If I may give a personal example from when I worked on a psychiatric ward for forensic rehabilitation. I worked with many patients who felt as though it was staff vs patients, that we couldn’t possibly know what it was like for them, that we were only there because we were paid, and because they were detained against their will, we had to keep them there. I didn’t hide my personal experiences, my real reasons for being there, but no one really asked so I didn’t shout about them either. When the COVID-19 pandemic hit, for reasons of infection control, I had no choice but to obey a rule, ‘‘bare-below-the-elbow.’’ That meant I had to wear short sleeves on the ward. It meant revealing to my patients the scars I bear from self-harm. This prompted lots of questions, some less awkward than others, but it opened up so many wonderful conversations and breakthroughs. I spoke with my patients about knowing how that feels, that I’ve been on the medication they’re struggling with, and I’ve done the therapy they’re reluctant to try. It connected me to my patients and my work in such a wonderful way and meant my patients trusted me more, trusted the process more and engaged in ways they haven’t before. It meant that when decisions were made about patient care or ward processes, I could advocate from a place of empathy and understanding and in cases where people have their rights reduced or taken away, detained against their will, are vulnerable, are disadvantaged, we can’t do it enough.
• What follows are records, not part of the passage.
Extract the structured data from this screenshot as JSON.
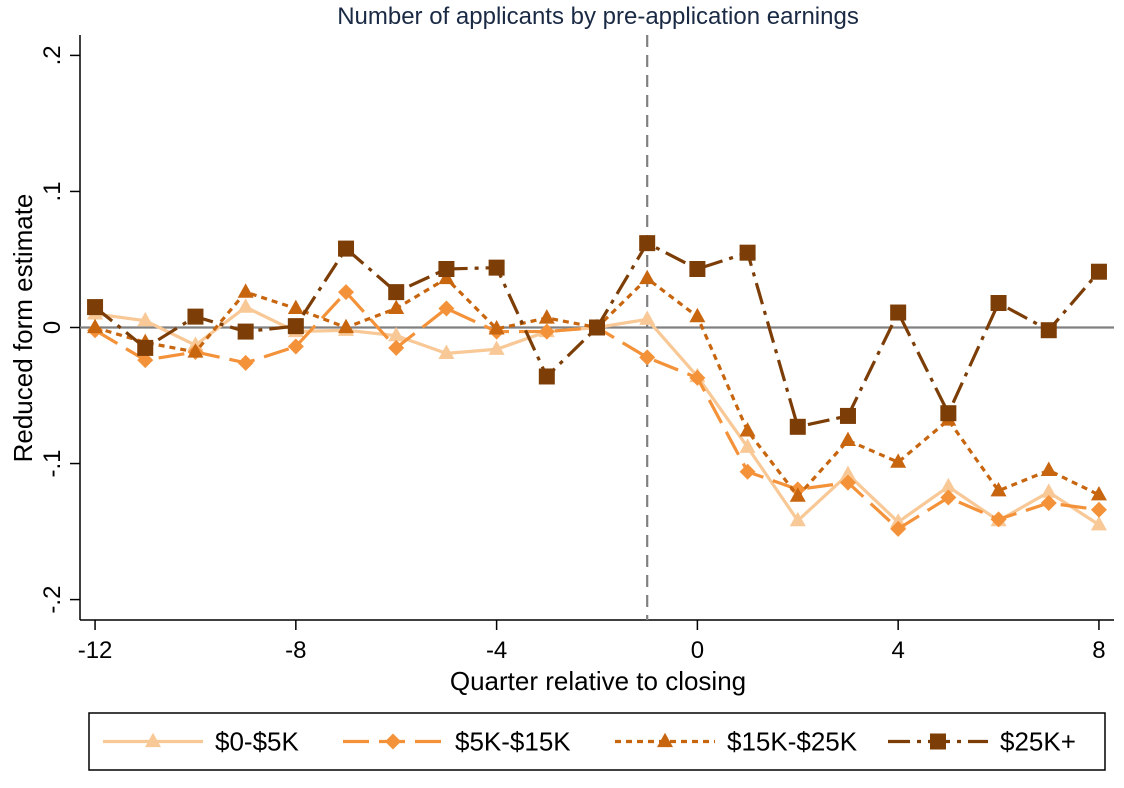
{
  "chart_data": {
    "type": "line",
    "title": "Number of applicants by pre-application earnings",
    "xlabel": "Quarter relative to closing",
    "ylabel": "Reduced form estimate",
    "xlim": [
      -12.3,
      8.3
    ],
    "ylim": [
      -0.215,
      0.215
    ],
    "x_ticks": [
      -12,
      -8,
      -4,
      0,
      4,
      8
    ],
    "x_tick_labels": [
      "-12",
      "-8",
      "-4",
      "0",
      "4",
      "8"
    ],
    "y_ticks": [
      -0.2,
      -0.1,
      0,
      0.1,
      0.2
    ],
    "y_tick_labels": [
      "-.2",
      "-.1",
      "0",
      ".1",
      ".2"
    ],
    "reference_hline": 0,
    "reference_vline": -1,
    "x": [
      -12,
      -11,
      -10,
      -9,
      -8,
      -7,
      -6,
      -5,
      -4,
      -3,
      -2,
      -1,
      0,
      1,
      2,
      3,
      4,
      5,
      6,
      7,
      8
    ],
    "series": [
      {
        "name": "$0-$5K",
        "color": "#f8c896",
        "marker": "triangle",
        "dash": "solid",
        "values": [
          0.01,
          0.005,
          -0.013,
          0.015,
          -0.003,
          -0.002,
          -0.006,
          -0.019,
          -0.016,
          -0.003,
          0.0,
          0.006,
          -0.036,
          -0.088,
          -0.142,
          -0.108,
          -0.143,
          -0.117,
          -0.142,
          -0.121,
          -0.145
        ]
      },
      {
        "name": "$5K-$15K",
        "color": "#f4923a",
        "marker": "diamond",
        "dash": "longdash",
        "values": [
          -0.002,
          -0.024,
          -0.018,
          -0.026,
          -0.014,
          0.026,
          -0.015,
          0.014,
          -0.003,
          -0.003,
          0.0,
          -0.022,
          -0.037,
          -0.106,
          -0.119,
          -0.114,
          -0.148,
          -0.125,
          -0.141,
          -0.129,
          -0.134
        ]
      },
      {
        "name": "$15K-$25K",
        "color": "#c8650f",
        "marker": "triangle",
        "dash": "shortdash",
        "values": [
          0.0,
          -0.011,
          -0.018,
          0.026,
          0.014,
          0.0,
          0.014,
          0.036,
          -0.001,
          0.007,
          0.0,
          0.036,
          0.008,
          -0.076,
          -0.124,
          -0.083,
          -0.099,
          -0.068,
          -0.12,
          -0.105,
          -0.123
        ]
      },
      {
        "name": "$25K+",
        "color": "#7c3d06",
        "marker": "square",
        "dash": "dashdot",
        "values": [
          0.015,
          -0.015,
          0.008,
          -0.003,
          0.001,
          0.058,
          0.026,
          0.043,
          0.044,
          -0.036,
          0.0,
          0.062,
          0.043,
          0.055,
          -0.073,
          -0.065,
          0.011,
          -0.063,
          0.018,
          -0.002,
          0.041
        ]
      }
    ],
    "legend_position": "bottom",
    "grid": false
  }
}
Being loud about our experiences means raising awareness, breaking down stigma and stereotypes to create more inclusive and accepting societies, building supportive communities, and helping people along their path. It can serve as inspiration for people who may never have even given a thought to their experiences, things they witness or people who experience hardship and keep it under wraps.
Perhaps this even serves as a little nudge to be open to the experiences of others, to recognise and challenge your own biases, the things you may or may not understand. If you find yourself in a position to decide who to hire, interact with, which project to run; find the lived experience, consider the people who just need a little more support and feel like a little risk, because you never know what it could do. We can apply this to healthcare, criminology, charity, or anything that feels like it is our calling.
It can be such a tough and slow process, it won’t always be welcomed, it might not always work out. There may be people, services and societal norms or stigma that have an agenda or goals that don’t align with yours, not everybody likes change or will be willing to put in the effort. We may not always get the answers we are looking for because of the complex world we live in. But that doesn’t mean we shouldn’t try, right?